Who was Nicholas the Monk, former Soldier?

Nicholas did not exist. As Kazhdan observed, "contrary to [Ivan] Dujcev['s analysis] there is no reason to identify Nicholas of Stoudios with Nicholas the stratiotes (or Nicholas the Monk ...)."(4) It is perfectly clear from the VNS that Nicholas of Stoudios was not the anonymous soldier, but rather enjoyed telling his story for the edification and education of his monks. Consequently, the name Nicholas became associated with the anonymous soldier, likely after the VNS was first written down early in the tenth century (by various estimates c. 910-940). The protagonist of the beneficial tale remained quite mutable, for example, once the tale migrated into the Russian synaxarion he became a Slav. Such is the fate of a cipher.

Wortley suggests that the story contained in the VNS can be traced very accurately to its source, as the author provides a detailed chain of transmission: the author heard it from his abbot, Anatolius, who had heard it from Nicholas, who had heard it from a disciple named Cyprian, who had visited the anonymous former soldier. (5) However, it strikes us that the detail is provided to lend an air of authenticity to what is clearly an invented tale. The insertion of such a tale into a Life is also rather odd, as the author realizes, for he offers an apology of sorts. It is here that he reveals that Nicholas of Stoudios enjoyed retelling the story to his monks.

It would appear to be the case that, whether or not we believe the chain of transmission offered by the anonymous author of the VNS, the parable was first recounted by Nicholas in the Stoudios Monastery, in the years around c. 850. Nicholas was hegoumenos of Stoudios from 848 to 858, and again but briefly from 867 until his death on February 4, 868. Although we cannot entirely discount the fact that a certain number of monks at Stoudios, as elsewhere, may well have been deserters from the Roman army -- like the protagonist of our parable, indeed -- there would appear to be little value in Nicholas recounting to his monks, who were most unlikely to become fornicating soldiers, a tale concerned principally with the moral purity of those headed into battle.

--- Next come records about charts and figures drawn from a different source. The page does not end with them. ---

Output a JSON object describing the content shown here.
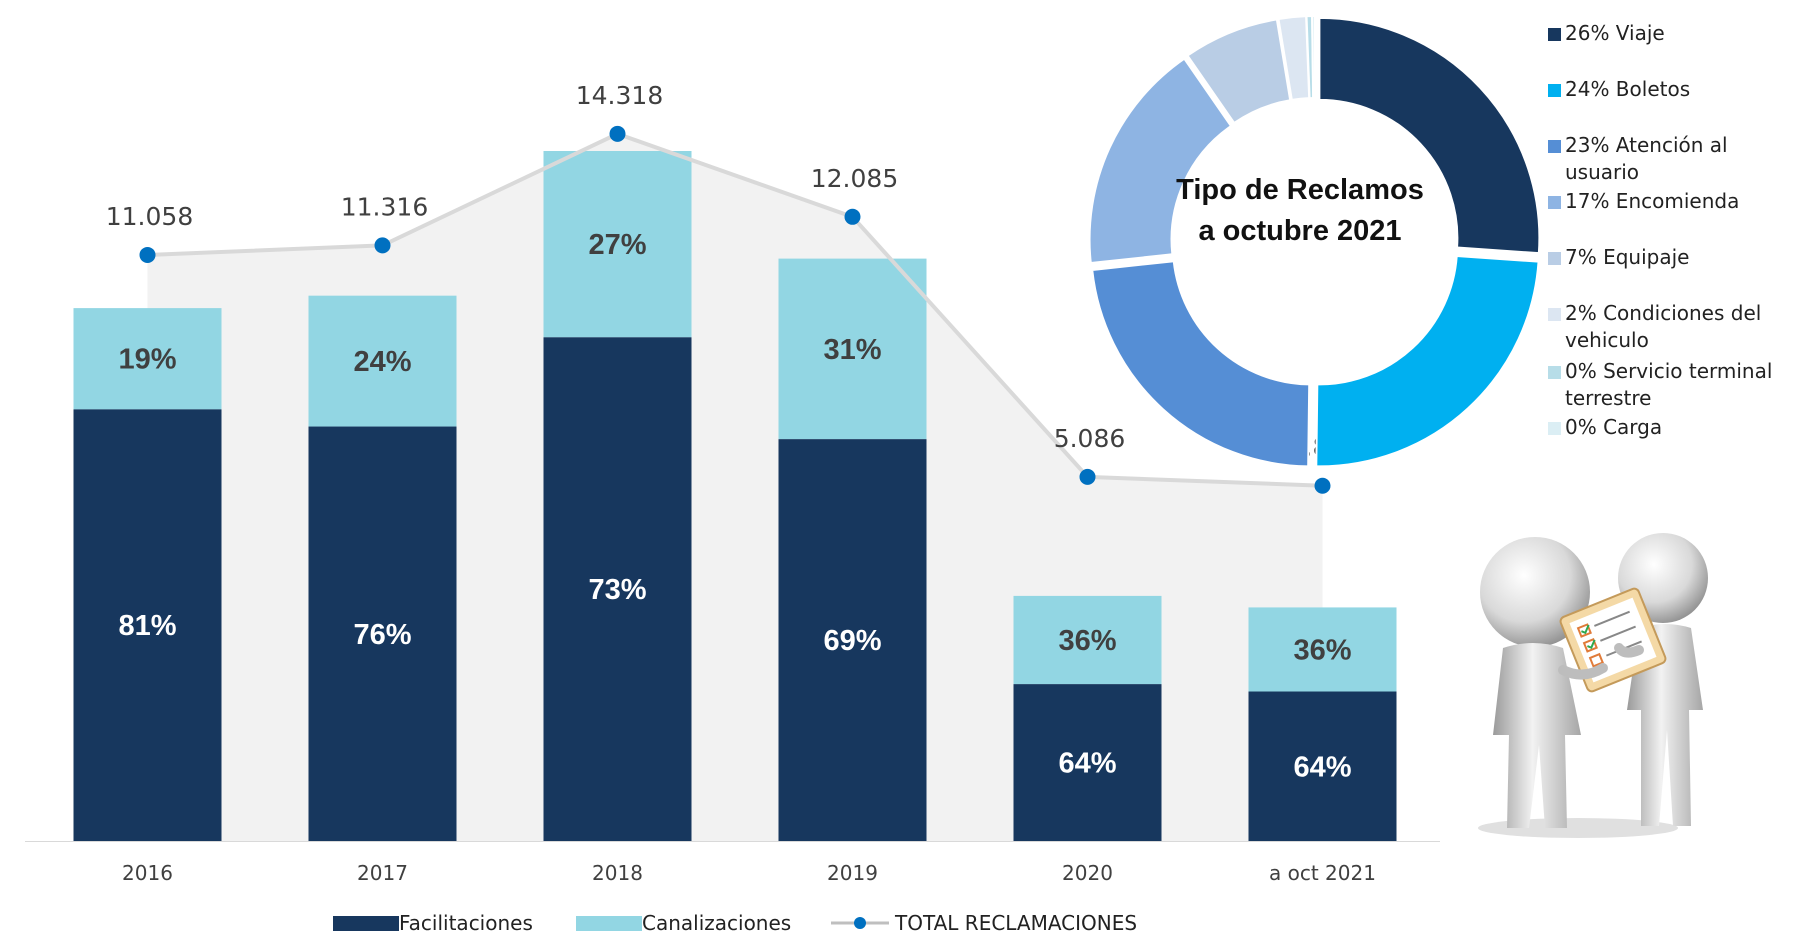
{
  "chart_data": [
    {
      "type": "bar",
      "stacked": true,
      "categories": [
        "2016",
        "2017",
        "2018",
        "2019",
        "2020",
        "a oct 2021"
      ],
      "series": [
        {
          "name": "Facilitaciones",
          "values": [
            81,
            76,
            73,
            69,
            64,
            64
          ],
          "labels": [
            "81%",
            "76%",
            "73%",
            "69%",
            "64%",
            "64%"
          ],
          "color": "#17375e"
        },
        {
          "name": "Canalizaciones",
          "values": [
            19,
            24,
            27,
            31,
            36,
            36
          ],
          "labels": [
            "19%",
            "24%",
            "27%",
            "31%",
            "36%",
            "36%"
          ],
          "color": "#92d6e3"
        }
      ],
      "line_series": {
        "name": "TOTAL RECLAMACIONES",
        "values": [
          11058,
          11316,
          14318,
          12085,
          5086,
          4847
        ],
        "labels": [
          "11.058",
          "11.316",
          "14.318",
          "12.085",
          "5.086",
          "4.847"
        ],
        "color": "#0070c0",
        "line_color": "#d9d9d9"
      },
      "legend_position": "bottom",
      "grid": false
    },
    {
      "type": "pie",
      "donut": true,
      "title": "Tipo de Reclamos a octubre 2021",
      "legend_position": "right",
      "slices": [
        {
          "label": "26% Viaje",
          "value": 26,
          "color": "#17375e"
        },
        {
          "label": "24% Boletos",
          "value": 24,
          "color": "#00b0f0"
        },
        {
          "label": "23% Atención al usuario",
          "value": 23,
          "color": "#558ed5"
        },
        {
          "label": "17% Encomienda",
          "value": 17,
          "color": "#8eb4e3"
        },
        {
          "label": "7% Equipaje",
          "value": 7,
          "color": "#b9cde5"
        },
        {
          "label": "2% Condiciones del vehiculo",
          "value": 2,
          "color": "#dce6f2"
        },
        {
          "label": "0% Servicio terminal terrestre",
          "value": 0.4,
          "color": "#b7dde8"
        },
        {
          "label": "0% Carga",
          "value": 0.2,
          "color": "#dbeef4"
        }
      ]
    }
  ]
}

Elements of the story and language contained in the parable of Nicholas the Monk, former Soldier, might be compared with Proverbs 9.

An English translation of the Beneficial Tale of Nicholas the Monk, Former Soldier, by B. Shilling and P. Stephenson.



Basic Bibliography

Costa-Louillet, G. da (1955-57) "Saints de Constantinople aux VIIIe, IXe et Xe siècles (suite)," Byzantion 25-27, 782-852.

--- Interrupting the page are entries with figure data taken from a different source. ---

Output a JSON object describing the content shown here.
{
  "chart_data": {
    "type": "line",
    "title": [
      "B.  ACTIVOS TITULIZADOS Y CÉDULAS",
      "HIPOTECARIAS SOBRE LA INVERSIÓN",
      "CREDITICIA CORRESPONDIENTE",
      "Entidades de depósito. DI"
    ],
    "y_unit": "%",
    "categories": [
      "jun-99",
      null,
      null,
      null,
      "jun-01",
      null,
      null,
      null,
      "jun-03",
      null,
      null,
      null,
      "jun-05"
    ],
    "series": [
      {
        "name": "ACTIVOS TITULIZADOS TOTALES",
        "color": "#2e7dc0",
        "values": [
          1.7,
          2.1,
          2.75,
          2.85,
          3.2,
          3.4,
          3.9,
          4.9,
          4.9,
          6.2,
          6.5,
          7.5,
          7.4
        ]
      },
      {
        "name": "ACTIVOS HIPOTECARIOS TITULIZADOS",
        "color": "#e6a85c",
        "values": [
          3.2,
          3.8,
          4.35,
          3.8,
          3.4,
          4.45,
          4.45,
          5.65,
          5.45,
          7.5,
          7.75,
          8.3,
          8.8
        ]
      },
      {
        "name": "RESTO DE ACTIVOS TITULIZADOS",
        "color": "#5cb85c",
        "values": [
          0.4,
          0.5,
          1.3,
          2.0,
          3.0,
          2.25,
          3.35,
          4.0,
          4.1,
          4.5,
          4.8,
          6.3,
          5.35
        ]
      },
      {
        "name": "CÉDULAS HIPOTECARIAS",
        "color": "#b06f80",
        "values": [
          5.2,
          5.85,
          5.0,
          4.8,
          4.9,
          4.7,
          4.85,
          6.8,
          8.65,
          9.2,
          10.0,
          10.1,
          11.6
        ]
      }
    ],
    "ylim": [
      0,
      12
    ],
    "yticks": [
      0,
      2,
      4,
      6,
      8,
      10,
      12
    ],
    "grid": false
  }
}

Dobschütz, E. von (1909) "Methodios und die Studiten. Strömungen und Gegensrömungen in der Hagiographie des 9. Jahrhunderts," BZ 19, 41-105.

Halkin, F. (1967) "Lesquels de saints Nicolas?," AB 85, 58.

Kazhdan, A. and Alice-Mary Talbot (1998), eds., Dumbarton Oaks Hagiography Database, Washington D.C.: Dumbarton Oaks. The introduction is a paginated PDF document.

Stephenson, P. and B. Shilling, "Nicholas the Monk, former soldier," in E. Fisher, S. Papaioannou and D. Sullivan, eds., Byzantine Religious Culture. Studies in Honor of Alice-Mary Talbot (Leiden, 2012), 421-38.

Wortley, J. (1980) "Legends of the Byzantine disaster of 811," Byzantion 50, 533-62.

Wortley, J. (1991) A Repertoire of Byzantine Beneficial [διηγησεις ψυχωφελεις]

January 2012


(1) A full English translation will accompany a forthcoming critical edition of the Life of Nicholas of Stoudios, by J. Heldt (Uppsala).

(2) Dobschütz (1909) 70-72. The fullest and most accessible summary remains Costa-Louillet (1955-57) 794-812.

(3) Wortley (1980) 550-54. Wortley (1996) offers an English translation of and commentary on twenty-two tales collected in the eleventh century by Paul, Bishop of Monemvasia. In addition, Wortley (1991) has supplied the best general introduction to "beneficial tales," and summaries of almost 1000 at:

(4) Kazhdan and Talbot (1998) 72, against Dujcev in FGHBulg 4, 25-27. This is repeated from ODB, 1471. See also Halkin (1967) 58.

(5) Wortley (1980) 551; PG 105, 893A.